36425.fb2 Штрафники - читать онлайн бесплатно полную версию книги . Страница 84

Штрафники - читать онлайн бесплатно полную версию книги . Страница 84

Я запел "Облака плывут, облака". Он и вовсе показался из-за полотнища.. В его глазах стыл ужас. Понял: "Петь он тоже не умеет..." Когда завершал "Облака", мой импрессарио был на грани обморока. Высунулся на полкорпуса. Съежился. Несчастнее его человека не видел... И тут зал вдруг взорвался бешеными аплодисментами, криками восторга. Глаза старика выкатились от изумления. Он ничего не мог понять. Артист явно играть не умеет, петь не умеет, а зал ревет...

Естественно, мы часто виделись на "Свободе".

"Впервые я прикатил туда к ним после войны Судного дня, в 1973 году, на которой был их военным корреспондентом. Затем писал, по их просьбе, отзывы на передачи "Свободы". Подрабатывал.

Александра Аркадьевича встретили там, как Бога. И жил он там, как Бог. Во всяком случае, именно это я подумал, попав в его огромную, видно, гостевую квартиру "Свободы" с темно-медными греческими философами, не помню уж какими."

Александр Галич принес на "Свободу" и новые мысли, и свою застарелую ненависть к московским бюрократам-убийцам русской культуры.

Редакция "Свободы" разделила мою книгу "На Лобном месте" на свои передачи. Получилось 67 передач. И предложила начать чтение. Приезжать для этого на их студию, когда бываю в Европе. Или наговаривать текст на пленку и присылать в Мюнхен. Главы из книги начали передавать еще при сухом, немногословном журналисте Матусевиче, беглеце из московии, а завершали при Александре Галиче, когда тот ведал на "Свободе" культурой.

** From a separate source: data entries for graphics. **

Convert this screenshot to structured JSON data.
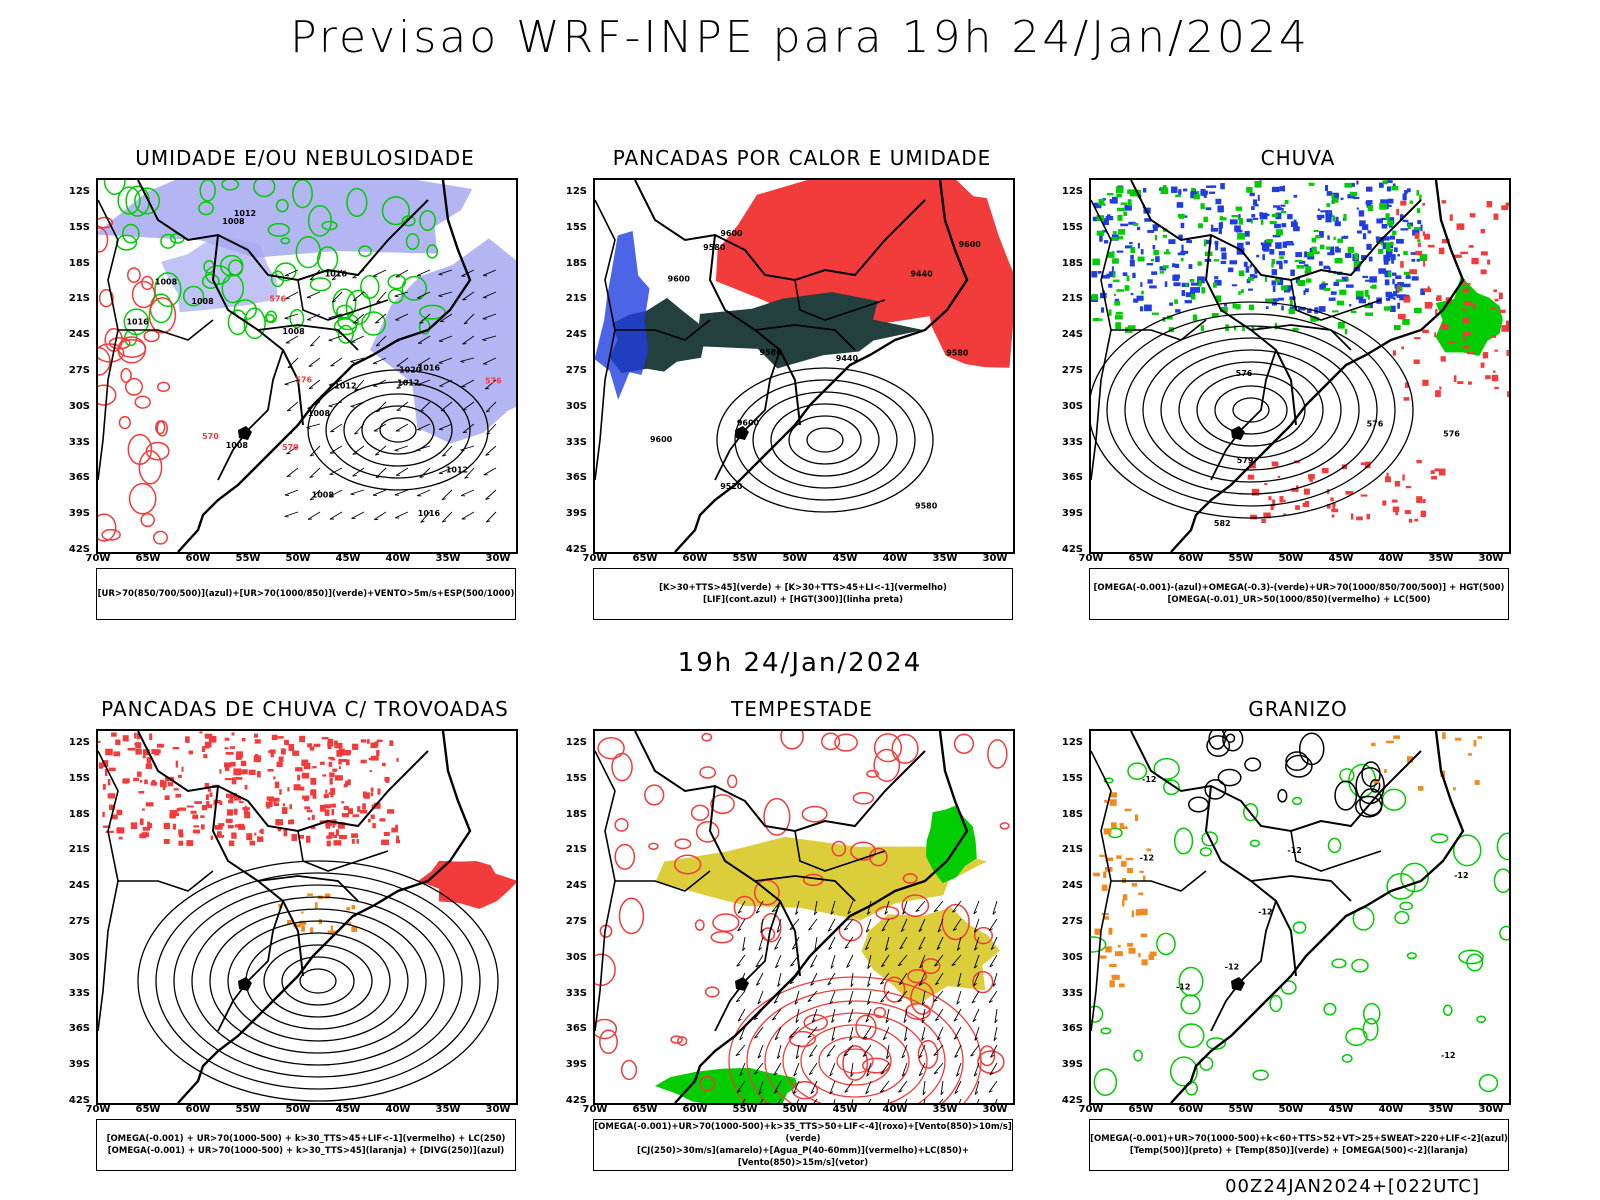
{
  "title": "Previsao WRF-INPE  para 19h 24/Jan/2024",
  "subtitle": "19h 24/Jan/2024",
  "footer": "00Z24JAN2024+[022UTC]",
  "axes": {
    "lat": [
      "12S",
      "15S",
      "18S",
      "21S",
      "24S",
      "27S",
      "30S",
      "33S",
      "36S",
      "39S",
      "42S"
    ],
    "lon": [
      "70W",
      "65W",
      "60W",
      "55W",
      "50W",
      "45W",
      "40W",
      "35W",
      "30W"
    ]
  },
  "colors": {
    "humidity_blue": "#a7a9f2",
    "green": "#00cc00",
    "red": "#f23b3b",
    "dark_teal": "#23403f",
    "blue": "#1f3de0",
    "yellow": "#dccd3a",
    "orange": "#f08a1d"
  },
  "panels": [
    {
      "title": "UMIDADE E/OU NEBULOSIDADE",
      "legend": [
        "[UR>70(850/700/500)](azul)+[UR>70(1000/850)](verde)+VENTO>5m/s+ESP(500/1000)"
      ],
      "contour_labels": [
        "1008",
        "1008",
        "1008",
        "1008",
        "1008",
        "1016",
        "1016",
        "1012",
        "1012",
        "1012",
        "1012",
        "1020",
        "1016",
        "1016",
        "1008",
        "1008",
        "576",
        "576",
        "570",
        "570",
        "576"
      ]
    },
    {
      "title": "PANCADAS POR CALOR E UMIDADE",
      "legend": [
        "[K>30+TTS>45](verde)  +  [K>30+TTS>45+LI<-1](vermelho)",
        "[LIF](cont.azul)  +  [HGT(300)](linha preta)"
      ],
      "contour_labels": [
        "9580",
        "9580",
        "9580",
        "9580",
        "9600",
        "9600",
        "9440",
        "9520",
        "9600",
        "9600",
        "9440",
        "9600"
      ]
    },
    {
      "title": "CHUVA",
      "legend": [
        "[OMEGA(-0.001)-(azul)+OMEGA(-0.3)-(verde)+UR>70(1000/850/700/500)]  +  HGT(500)",
        "[OMEGA(-0.01)_UR>50(1000/850)(vermelho)  +  LC(500)"
      ],
      "contour_labels": [
        "582",
        "576",
        "576",
        "579",
        "576"
      ]
    },
    {
      "title": "PANCADAS DE CHUVA C/ TROVOADAS",
      "legend": [
        "[OMEGA(-0.001)  +  UR>70(1000-500)  +  k>30_TTS>45+LIF<-1](vermelho)  +  LC(250)",
        "[OMEGA(-0.001)  +  UR>70(1000-500)  +  k>30_TTS>45](laranja)  +  [DIVG(250)](azul)"
      ],
      "contour_labels": []
    },
    {
      "title": "TEMPESTADE",
      "legend": [
        "[OMEGA(-0.001)+UR>70(1000-500)+k>35_TTS>50+LIF<-4](roxo)+[Vento(850)>10m/s](verde)",
        "[CJ(250)>30m/s](amarelo)+[Agua_P(40-60mm)](vermelho)+LC(850)+[Vento(850)>15m/s](vetor)"
      ],
      "contour_labels": []
    },
    {
      "title": "GRANIZO",
      "legend": [
        "[OMEGA(-0.001)+UR>70(1000-500)+k<60+TTS>52+VT>25+SWEAT>220+LIF<-2](azul)",
        "[Temp(500)](preto)  +  [Temp(850)](verde)  +  [OMEGA(500)<-2](laranja)"
      ],
      "contour_labels": [
        "-12",
        "-12",
        "-12",
        "-12",
        "-12",
        "-12",
        "-12",
        "-12"
      ]
    }
  ]
}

Представляя меня российским слушателям, Галич не скрывал, что ему доставляет особое удовольствие "лупить советскую власть по роже". Он, и в самом деле, лупил ее с такой яростью и остервенением, что я со своими литературными героями - писателями, убитыми или изгнанными из СССР, казался самому себе робким заикающимся интеллигентом... Отвернув в сторону микрофон, он заметил вполголоса, что ему представляется сейчас в лицах ненавистная ему сановная Москва - полудохлый Суслов, вождь КГБ Андропов и другие "гуманисты", которые простить себе не могут, что выпустили Галича на волю, не сбили грузовиком...

Уж кто-кто, а я понимал его...

Прощаясь с Галичем, спросил его, есть ли у него охрана?

- А у тебя, что ли, есть? - яростно, еще не остыв от передачи на Россию, спросил он.

- У меня? - удивился я. - Я высказал свое и ... улетел. Ищи-свищи... А ты остаешься на одном и том же месте. В Мюнхене. Или Париже. На тебя может запросто и потолок упасть...

Он усмехнулся недобро: - Гриша, я их и там в гробу видел!

Взглянув на мое посерьезневшее лицо, взмахнул рукой - Э, да чтоб они сдохли!..

И когда через несколько лет сообщили, что Галич в своем собственном доме "умер от электрошока", я не поверил в это ни на одну минуту. А, когда узнал, что "электрошок" случился с ним именно тогда, когда его жена, Ангелина, отлучилась на двадцать минут в булочную, предположение стало уверенностью. Французское следствие эту мою уверенность не подтвердило. Естественно: убийство совершили профессионалы. Так, при помощи "спецсредств", весьма профессионально, КГБ убивало украинских националистов и других своих "ненавистников", которые, тем не менее, всегда умирали, как устанавливали врачи, "своей смертью". Чаще от инфаркта. Изредка от "несчастного случая" или "электрошока". Правду приносили на Запад, если не потенциальные убийцы-перебежчики, так само время, которое нельзя обмануть...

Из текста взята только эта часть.